How To Dry Firewood
Most people would rather have their own firewood instead of having to go out and buy the equipment for a good fire each and every time they want to light one.
With the weather turning colder, an increasing number of people are stocking up on firewood so that they can keep a warm roaring fire in their homes.
But nevertheless, colder weather frequently brings more freezing rain and sometimes even snow, which can seep into any firewood you may already have sitting out in your yard.
Firewood that has been left outside can easily become wet. This can be due to rain or even just morning dew.
Either way, it’s a huge inconvenience when this happens. This is because damp firewood doesn’t catch fire as easily as dry wood.
Wet firewood can also be a great hiding place for bugs and other critters that you probably don’t really want to end up inside your home.
Fortunately, there are a few steps you can take to dry out your wood so that it lights easily.
Does Damp Firewood Dry Out On Its Own?
Depending on how chilly it is outside, you may be in urgent need of a huge fire in the fireplace.
As a result, it is critical to keep track of how long it typically takes for wood to dry completely so that you can either take the necessary precautions to wait it out or find another way to stay warm.
In most cases, chopped firewood will take roughly 9-12 months to dry completely.

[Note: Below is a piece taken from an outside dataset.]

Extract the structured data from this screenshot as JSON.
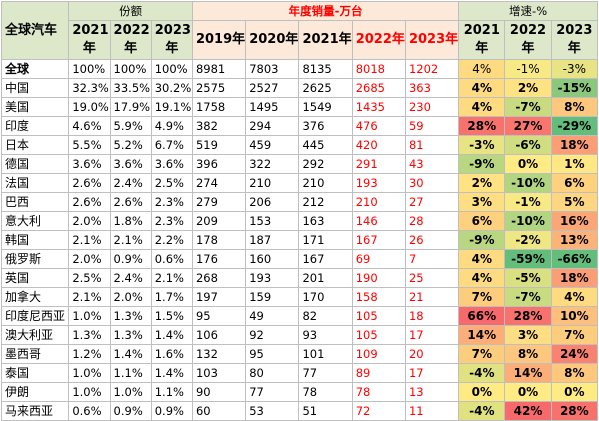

This statistic often takes some people by surprise, but it’s important to remember that you’ll have to consider your firewood options months in advance in preparation for the winter months if you want to make sure that you’re warm enough.
Also, not all firewood dries out at the same speed. How the wood is cut as well as the variety can have an impact on how fast it dries. This is why firewood logs are often much thinner than typical logs or pieces of wood.

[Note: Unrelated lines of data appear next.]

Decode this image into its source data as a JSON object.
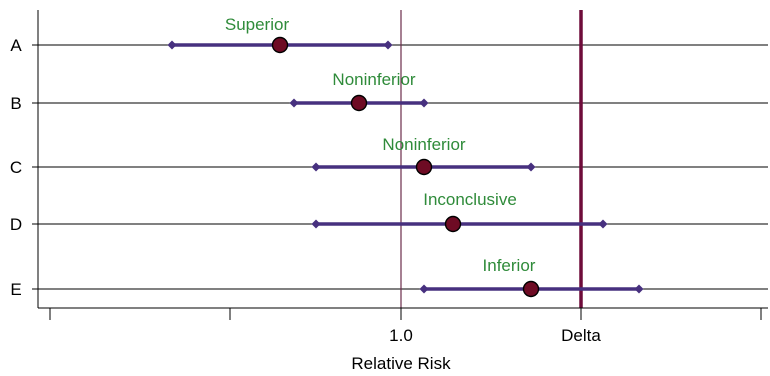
{
  "chart_data": {
    "type": "forest",
    "xlabel": "Relative Risk",
    "x_ticks": [
      {
        "value": -2.0,
        "label": ""
      },
      {
        "value": -1.0,
        "label": ""
      },
      {
        "value": 0.0,
        "label": "1.0"
      },
      {
        "value": 1.0,
        "label": "Delta"
      },
      {
        "value": 2.0,
        "label": ""
      }
    ],
    "xlim": [
      -2.0,
      2.0
    ],
    "reference_lines": [
      {
        "name": "null",
        "value": 0.0,
        "label": "1.0",
        "color": "#6b2d4b"
      },
      {
        "name": "delta",
        "value": 1.0,
        "label": "Delta",
        "color": "#6e0b3a"
      }
    ],
    "rows": [
      {
        "label": "A",
        "estimate": -0.68,
        "ci_low": -1.27,
        "ci_high": -0.07,
        "annotation": "Superior"
      },
      {
        "label": "B",
        "estimate": -0.23,
        "ci_low": -0.6,
        "ci_high": 0.13,
        "annotation": "Noninferior"
      },
      {
        "label": "C",
        "estimate": 0.13,
        "ci_low": -0.48,
        "ci_high": 0.73,
        "annotation": "Noninferior"
      },
      {
        "label": "D",
        "estimate": 0.29,
        "ci_low": -0.48,
        "ci_high": 1.13,
        "annotation": "Inconclusive"
      },
      {
        "label": "E",
        "estimate": 0.73,
        "ci_low": 0.13,
        "ci_high": 1.33,
        "annotation": "Inferior"
      }
    ],
    "colors": {
      "ci_line": "#47307f",
      "point": "#6e0b24",
      "annotation": "#2f8b3a",
      "row_line": "#000000"
    }
  }
}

If you want the best results and fastest drying time, you should do your research into how the different types of trees and cutting techniques can affect them.
Start by cutting your wood to the ideal length for you. You can do this by measuring the fireplace or fire pit you plan to burn the wood in.
Your logs should be almost the same length, but be sure to leave enough room for a small gap at either end. You don’t want to have to force your wood inside.
If you perfect your cut the first time around, it’ll ensure you won’t have to go back and trim every log again.
You can measure them carefully with a tape measure and pencil, or you can make a small reference point on your chainsaw or alternative cutting tool.
Next, you’ll need to split your firewood. If you make an effort to split it along the grain, it is likely to dry much quicker than wood that has bark still attached. The more splits you create, the more air can flow through it, therefore drying it much faster.
Even if stored in a warm place or in direct sunlight, unsplit wood can hold dampness for months. The smaller you split the wood the better. For best results, aim for wood that is 10cm or 4 inches in diameter.
Now that it’s time to stack your firewood, you need to make sure you do so properly. You need to make sure that each log has enough space surrounding it for air circulation.
If you stack your logs too tightly, some moisture may still remain. Consider making air circulation holes in your woodshed to improve drying speed.
You may also want to consider keeping your firewood stored under a shelter. If you live in warm climates, stacking your wood in direct sunlight is a great way of getting it to dry out more quickly.
However, if it begins to rain, it will become soaked in no time and you’ll have to start from scratch.
If you’re expecting a rainstorm, you can cover your woodpile in a waterproof tarp. If you live in an area where it rains often, consider creating a wooden roof.
Ensure that the sun and wind can reach your firewood. You should do this before piling it into a sheltered woodshed, and let the sun do as much of the work as possible. This will save you time later on.
Consider leaving your woodpile open to the elements during the summer months. While it may seem counterintuitive, if you do this, it can actually help to season your wood.
This is because rain can wash away damp buildup and green spots on your wood. Once fall rolls around, move your wood to your covered woodshed solution so it can dry off completely in time for winter.
As mentioned before, you need to plan in advance when it comes to seasoning your own firewood at home. If you’re planning on seasoning wood for next winter, you’ll want to start in early spring in order for your wood to dry properly.
Never underestimate the length of time this takes, as even wood kept in a dry woodshed may still harbor some moisture deep inside the logs.
When piling your logs, try to keep the stacks small and thin. If you form a huge woodpile, the air circulation is unlikely to reach the very middle.
Consider piling them in single file and in direct sunlight with plenty of space for air and wind to reach every log.
Be sure to pile your wood away from any barriers, such as large garden furniture or outside walls.
Doing so can prevent the air and sunlight from reaching every log. You can do this during the summer months and then move it to your woodshed in time for winter.
Don’t allow your wood to touch the ground, as this will prevent it from drying fully, especially if left to sit on the grass. Consider laying down a pallet board or plank of wood and building your woodpile on top of it.